Communicate with brevity, value, and finesse
Dear Sam: I recently graduated with a Master’s degree in Library and Information Science. I am heavily applying to a wide variety of jobs, and try to adapt my résumé to each position; however, I feel as though I am not giving enough detail. I would greatly appreciate your thoughts! – Angela
Dear Angela: Thank you for sending your résumé so I could effectively diagnose the issues. From looking at your résumé, I can confirm your fear that you are indeed being too brief with the explanation of your experience. Let me go, section by section, and highlight opportunities for improvement.
Nix the objective statement and replace with value-added content
First, you must develop a compelling qualifications summary showcasing the value you have to offer a prospective employer. Think about this section as the way you will get your foot in the door—as this is often the case with an ever-so-brief 4- to 7-second screening process—and take this opportunity to present evidence as to why you are more qualified or skilled than your competitors. Currently, and as is the case with most objective statements, the most important real estate on your résumé is not communicating anything other than what you want. In my entire 10-year career writing résumés, objective statements have never been part of a best practices-based résumé; therefore, in 2012 your résumé should absolutely not be opening with such a section.
You need to present content to convey value in your experience
As you suggested, you have been so brief in the explanations of your experiences that there is little value a hiring manager could glean from your presentation. If attempting to differentiate from your competitors; imagine that a considerable percentage of your competitors, especially in a field as specialized as library science, will come to the table with similar credentials—likely an MLS degree and some related practicums or internships. If this is the case, then stating the basics or obvious aspects of your experience will do little to nothing to differentiate your candidacy.

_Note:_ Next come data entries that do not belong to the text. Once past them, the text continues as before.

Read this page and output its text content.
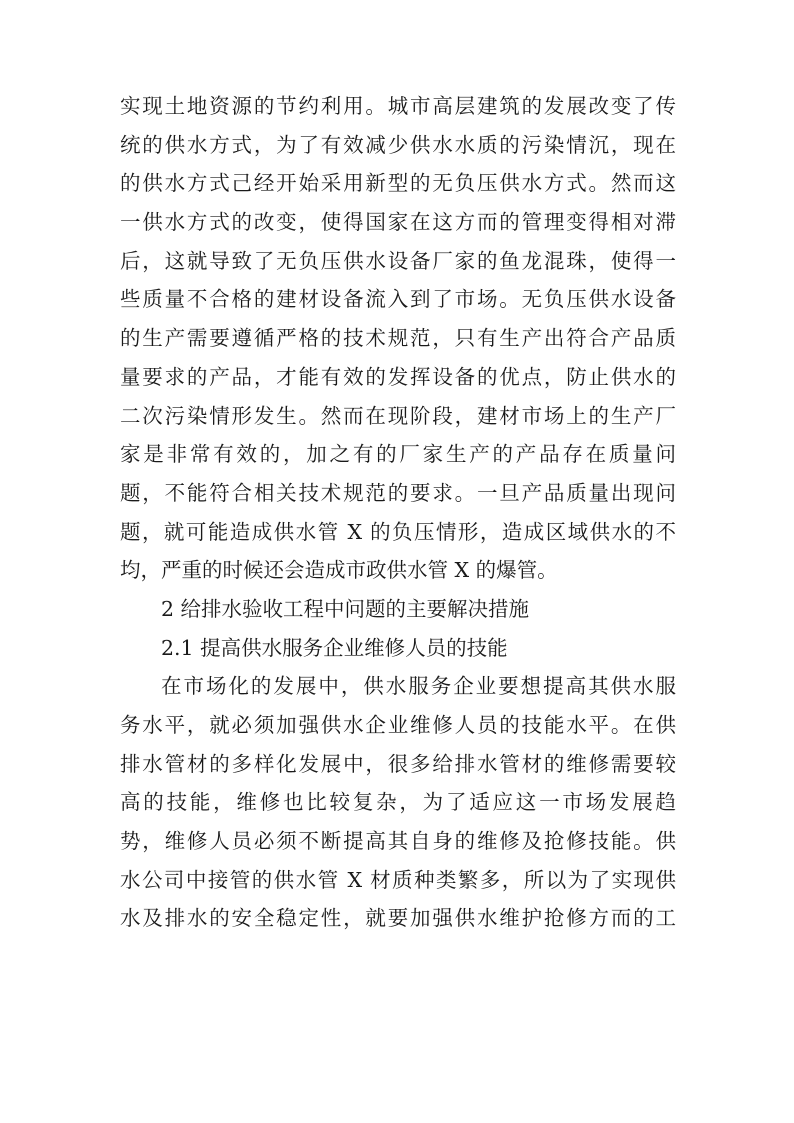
实现土地资源的节约利用。城市高层建筑的发展改变了传
统的供水方式，为了有效减少供水水质的污染情沉，现在
的供水方式己经开始采用新型的无负压供水方式。然而这
一供水方式的改变，使得国家在这方而的管理变得相对滞
后，这就导致了无负压供水设备厂家的鱼龙混珠，使得一
些质量不合格的建材设备流入到了市场。无负压供水设备
的生产需要遵循严格的技术规范，只有生产出符合产品质
量要求的产品，才能有效的发挥设备的优点，防止供水的
二次污染情形发生。然而在现阶段，建材市场上的生产厂
家是非常有效的，加之有的厂家生产的产品存在质量问
题，不能符合相关技术规范的要求。一旦产品质量出现问
题，就可能造成供水管 X 的负压情形，造成区域供水的不
均，严重的时候还会造成市政供水管 X 的爆管。
2 给排水验收工程中问题的主要解决措施
2.1 提高供水服务企业维修人员的技能
在市场化的发展中，供水服务企业要想提高其供水服
务水平，就必须加强供水企业维修人员的技能水平。在供
排水管材的多样化发展中，很多给排水管材的维修需要较
高的技能，维修也比较复杂，为了适应这一市场发展趋
势，维修人员必须不断提高其自身的维修及抢修技能。供
水公司中接管的供水管 X 材质种类繁多，所以为了实现供
水及排水的安全稳定性，就要加强供水维护抢修方而的工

You currently explain your three library roles—from 2009 to present—in fewer than 45 words, which not only doesn’t allow for you to disseminate key factors of each role, but also puts you at a major deficit should your résumé be screened by a computer system searching for keywords. You need to add value to this section, incorporate full explanations of your responsibilities, and highlight key contributions or differentiating factors, all the while keeping in mind you are answering the question, “Why should I bring in Angela for an interview over her competitors?” Go through your résumé, bullet point by bullet point, and think about your statements more fully. What does a statement like “marketing development” really tell a prospective employer? I would argue that such a brief statement actually communicates very little without additional context of your role and impact in that arena. The hope on your résumé is to answer questions before they arise; in essence, providing a hiring manager with a document that doesn’t evoke unanswered questions that are potentially disqualifying, but rather piques interest in your candidacy by providing enough content for the reviewer to determine you have value to offer their organization.
You may not be a designer, but a compelling page layout critical to success
While some would argue that résumé format takes second seat to content, I would often argue, especially in the entry-level situation in which you find yourself, that the design and layout of your résumé are critical to your résumé’s success. In your case, you will be vying for limited positions amid a crowded field of similarly qualified candidates. When this is the environment, you must do all you can to get noticed; that means constructing a well-crafted and well-written résumé packaged in an aesthetically pleasing, compelling format. I urge you to take the time to reformat your résumé to become more engaging, eliminating the overused template you have used for a more unique presentation of your candidacy. Take a look at a library science résumé I completed for a client (also available online at www.ladybug-design.com/blog), noticing attention to detail when it came to content and format.
The great news is that you have not had a tool to effectively open doors. Your qualifications are solid, your experience is on target, and once you revise the approach you are taking to presenting your candidacy, I am certain you will begin to yield responses. Best to you.